Introducing New Metrics for the Atmospheric Pressure Adjustment to Thermal Structures at the Ocean Surface

Thermal structures at the sea surface are known to affect the overlying atmospheric dynamics over various spatio-temporal scales, from hourly and sub-kilometric to annual and O(1,000 km). The relevant mechanisms at play are generally identified by means of correlation coefficients (in space or time) or by linear regression analysis using appropriate couples of variables. For fine spatial scales, where sea surface temperature (SST) gradients get stronger, the advection might disrupt these correlations and, thus, mask the action of such mechanisms, just because of the chosen metrics. For example, at the oceanic sub-mesoscale, around 1–10 km and hourly time scales, the standard metrics used to identify the pressure adjustment mechanism (that involves the Laplacian of sea surface temperature, SST, and the wind divergence) may suffer from this issue, even for weak wind conditions.

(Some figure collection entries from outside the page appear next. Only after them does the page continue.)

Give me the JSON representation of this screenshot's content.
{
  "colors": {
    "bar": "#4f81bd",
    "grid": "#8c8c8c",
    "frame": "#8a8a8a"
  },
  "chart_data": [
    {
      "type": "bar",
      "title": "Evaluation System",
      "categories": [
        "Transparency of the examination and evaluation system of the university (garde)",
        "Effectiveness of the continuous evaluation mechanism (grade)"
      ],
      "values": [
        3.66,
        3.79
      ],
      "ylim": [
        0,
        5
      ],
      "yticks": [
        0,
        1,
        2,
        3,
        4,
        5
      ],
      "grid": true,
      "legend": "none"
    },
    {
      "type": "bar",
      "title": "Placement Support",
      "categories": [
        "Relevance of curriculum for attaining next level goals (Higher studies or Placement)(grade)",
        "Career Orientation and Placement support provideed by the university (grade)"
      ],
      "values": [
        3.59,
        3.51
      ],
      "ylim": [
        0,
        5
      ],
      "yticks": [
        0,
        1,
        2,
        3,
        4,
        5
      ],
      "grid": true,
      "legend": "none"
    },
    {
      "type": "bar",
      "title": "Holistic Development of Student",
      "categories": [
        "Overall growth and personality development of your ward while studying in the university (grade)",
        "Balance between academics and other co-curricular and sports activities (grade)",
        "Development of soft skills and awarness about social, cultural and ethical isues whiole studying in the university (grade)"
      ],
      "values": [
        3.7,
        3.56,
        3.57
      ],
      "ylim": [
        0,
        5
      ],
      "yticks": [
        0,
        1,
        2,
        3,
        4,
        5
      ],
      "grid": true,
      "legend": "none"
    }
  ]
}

By exploiting high-resolution realistic numerical simulations with ad hoc SST forcing fields, we introduce some new metrics to evaluate the action of the pressure adjustment atmospheric response to the surface oceanic thermal structures. It is found that the most skillful metrics is based on the wind divergence and the SST second spatial derivative evaluated in the across direction of a locally defined background wind field.